В наши смрадные дни даже в тиши меррекюльских песков *никуда не уйти от гримас и болячек родной политики: минувшим летом среди тамошних генеральш ужасно много было тревог и смущения из-за их «неопытных мальчиков». Так зовут одни из них своих сыночков, другие племянников, достаточно сомнительной марки, а третьи просто жоли-гарсонов *, при взгляде на мощные плечи которых начинают согреваться пламенем былых страстей их увядшие сердца и потухающие взоры. Волнует генеральш то, что теперь опять стало неспокойно, и молодому человеку легко так оступиться, что «этого потом и не поправить». Особенно трепыхали те, у кого их жоли-крошки учатся в Московском университете, откуда армянский просветитель России *рукою властной изверг профессоров Муромцева *и Ковалевского *. Большинство «крошек» лекциям предпочитают катки, танцклассы, но задор требует отважного геройства, и когда начальство отняло этих «властителей дум», крошки стали волноваться, делать бетизы и этим огорчать генеральш.
Одна из них волновалась особенно пылко и, тряся пучком фальшивых кудерок над подмазанным лобиком, взвизгивала:
— Я не стерпела и у cousine Barbe самому Михаилу Никифоровичу так и отрезала *: pas de zèle, pas de zèle, * [39]но он все боится, что нас от Европы отмежуют по Нарву, и только потирал руки, а путного ничего сказать так и не сумел…
Услыхав нападки на Каткова, отдыхавший среди тех же меррекюльских песков директор гимназии с Волыни, не то из хорватов, не то из чехов, вскипел священным патриотизмом и восстал на защиту достолюбезного хорватским сердцам апостола от Страстного бульвара *и, взвизгивая не хуже генеральши, стал кричать на нее, что она не разумеет предуказаний державной политики, ради которой надо изъять не только Муромцева и Ковалевского, но и всех иже с ними.
— Корень зла да извержен будет, — вопил директор, вздымая к тусклому чухонскому небу свой тощий перст.
— Но это значит дразнить Европу, — вопила генеральша.
— И будем дразнить Европу, и будем, но зато не оставим дома нечисти и злоучений, — твердил директор.
Когда они, неистово споря, удалились от скамейки возле памятника, хранивший дотоле молчание сановник из весьма заслуженных презрительно поглядел им вслед и наставительно подвел итог их спору:
— И злоучений оставлять не след, но и дразнить Европу тоже не годится, а всему беда в том, что люди сегодняшнего дня не умеют вести свою линию аккуратно, рубят, может быть, и по нужному месту, но неловко, без грации. Вот как эти самые чехи на рояли играют: ни в одной ноте не сфальшивит, а того туше, каким вас Антон Григорьевич *ласкает, у них ни за что не выходит…

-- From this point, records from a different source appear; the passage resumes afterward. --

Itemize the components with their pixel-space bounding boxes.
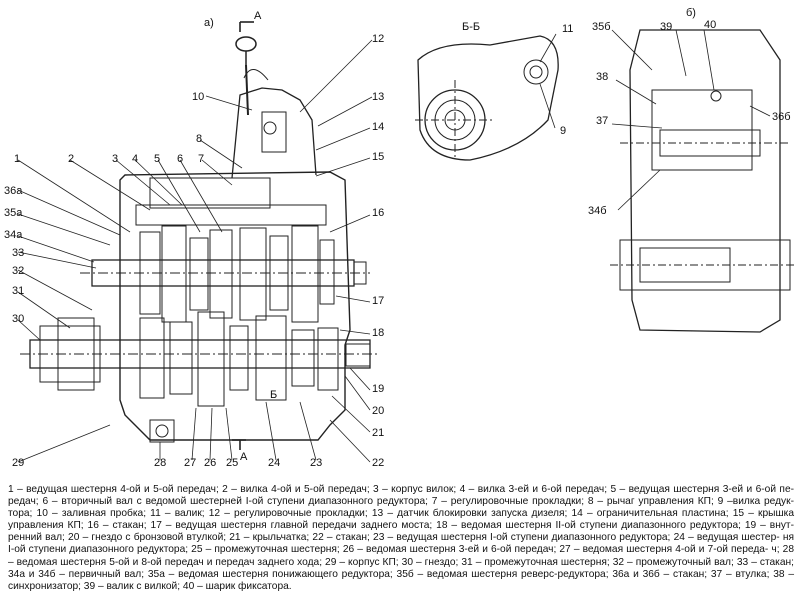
- callout: 36а: [4, 185, 23, 197]
- callout: 1: [14, 153, 20, 165]
- callout: 17: [372, 295, 384, 307]
- caption-line: редач; 6 – вторичный вал с ведомой шесте…: [8, 496, 794, 508]
- caption-line: ня I-ой ступени диапазонного редуктора; …: [8, 532, 794, 556]
- section-a-top-label: А: [254, 10, 262, 22]
- main-gearbox-view: [20, 21, 380, 450]
- callout: 24: [268, 457, 280, 469]
- caption-line: ч; 28 – ведомая шестерня 5-ой и 8-ой пер…: [8, 544, 794, 568]
- callout: 34б: [588, 205, 607, 217]
- view-b: [610, 29, 795, 333]
- caption-line: управления КП; 16 – стакан; 17 – ведущая…: [8, 520, 794, 532]
- callout: 12: [372, 33, 384, 45]
- caption-line: 1 – ведущая шестерня 4-ой и 5-ой передач…: [8, 484, 794, 495]
- callout: 21: [372, 427, 384, 439]
- callout: 35б: [592, 21, 611, 33]
- section-bb-label: Б-Б: [462, 21, 480, 33]
- callout: 5: [154, 153, 160, 165]
- callout: 40: [704, 19, 716, 31]
- callout: 35а: [4, 207, 23, 219]
- callout: 2: [68, 153, 74, 165]
- gearbox-drawing: а) А А Б Б-Б б) 1 2 3 4 5 6 7 8 10 12 13…: [4, 7, 795, 469]
- callout: 38: [596, 71, 608, 83]
- callout: 4: [132, 153, 138, 165]
- callout: 19: [372, 383, 384, 395]
- callout: 27: [184, 457, 196, 469]
- callout: 22: [372, 457, 384, 469]
- callout: 37: [596, 115, 608, 127]
- callout: 28: [154, 457, 166, 469]
- callout: 34а: [4, 229, 23, 241]
- callout: 3: [112, 153, 118, 165]
- callout: 32: [12, 265, 24, 277]
- leader-lines: [17, 39, 373, 463]
- section-b-label: Б: [270, 389, 277, 401]
- callout: 14: [372, 121, 384, 133]
- callout: 13: [372, 91, 384, 103]
- view-labels: а) А А Б Б-Б б): [204, 7, 696, 463]
- callout: 6: [177, 153, 183, 165]
- view-label-b: б): [686, 7, 696, 19]
- callout: 33: [12, 247, 24, 259]
- callout: 30: [12, 313, 24, 325]
- caption-line: тора; 10 – заливная пробка; 11 – валик; …: [8, 508, 794, 520]
- callout: 25: [226, 457, 238, 469]
- figure-caption: 1 – ведущая шестерня 4-ой и 5-ой передач…: [8, 484, 794, 593]
- callout: 23: [310, 457, 322, 469]
- callout-labels: 1 2 3 4 5 6 7 8 10 12 13 14 15 16 17 18 …: [4, 19, 791, 469]
- callout: 20: [372, 405, 384, 417]
- section-bb-view: [415, 33, 559, 161]
- section-a-bottom-label: А: [240, 451, 248, 463]
- view-label-a: а): [204, 17, 214, 29]
- callout: 26: [204, 457, 216, 469]
- callout: 9: [560, 125, 566, 137]
- caption-line: втулка; 38 – синхронизатор; 39 – валик с…: [8, 568, 794, 592]
- callout: 10: [192, 91, 204, 103]
- callout: 29: [12, 457, 24, 469]
- callout: 11: [562, 23, 573, 35]
- callout: 7: [198, 153, 204, 165]
- callout: 31: [12, 285, 24, 297]
- callout: 39: [660, 21, 672, 33]
- callout: 18: [372, 327, 384, 339]
- callout: 16: [372, 207, 384, 219]
- caption-line: 33 – стакан; 34а и 34б – первичный вал; …: [8, 556, 794, 580]
- caption-line: ренний вал; 20 – гнездо с бронзовой втул…: [8, 532, 780, 544]
- callout: 8: [196, 133, 202, 145]
- callout: 36б: [772, 111, 791, 123]
- callout: 15: [372, 151, 384, 163]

— Так, ваше превосходительство, полагать изволите, — спросил кто-то сановника, — что и администрации туше необходимо?
— Всенепременнейше-с! И что прежде эту грацию администрация в политике соблюдать умела, поясню примером из своих личных опытов.
До того, как меня призвали в столицу, в состав высшего учреждения империи, правил я университетским городом на юге. Время было смутное. Турецкая война, черняевские добровольцы под аккомпанемент аксаковских юродств всех всколыхнули *, и моего предшественника среди белого дня в самой людной части города в карете пристрелили *. Мне такая участь не нравилась, и с первого же дня стал я зорко присматриваться, и вижу, что всей смуте центр и верхушка — университет и ветеринарный институт: студенты всё больше хохлы, пылкие, упрямые. Под масть им и профессора, которые молодежь и подзуживали, кто поглупей — явно, на лекциях, а кто похитрей — из-под полы, на гулянках да на вечерках. Особенно один трибун у них славился: и умница и оратор не хуже Гамбетты *, так что стриженые дивули прямо его слободским Лассалем окрестили *и всё ждали, когда же он их сомкнутыми рядами, как шпильгагенский Лео *, поведет на «последний, решающий бой».
Присмотрелся я к нему, собрал через жандармского полковника все, что знать полагалось, и вижу, что при нем у нас добра не будет. Решил с ним развязаться.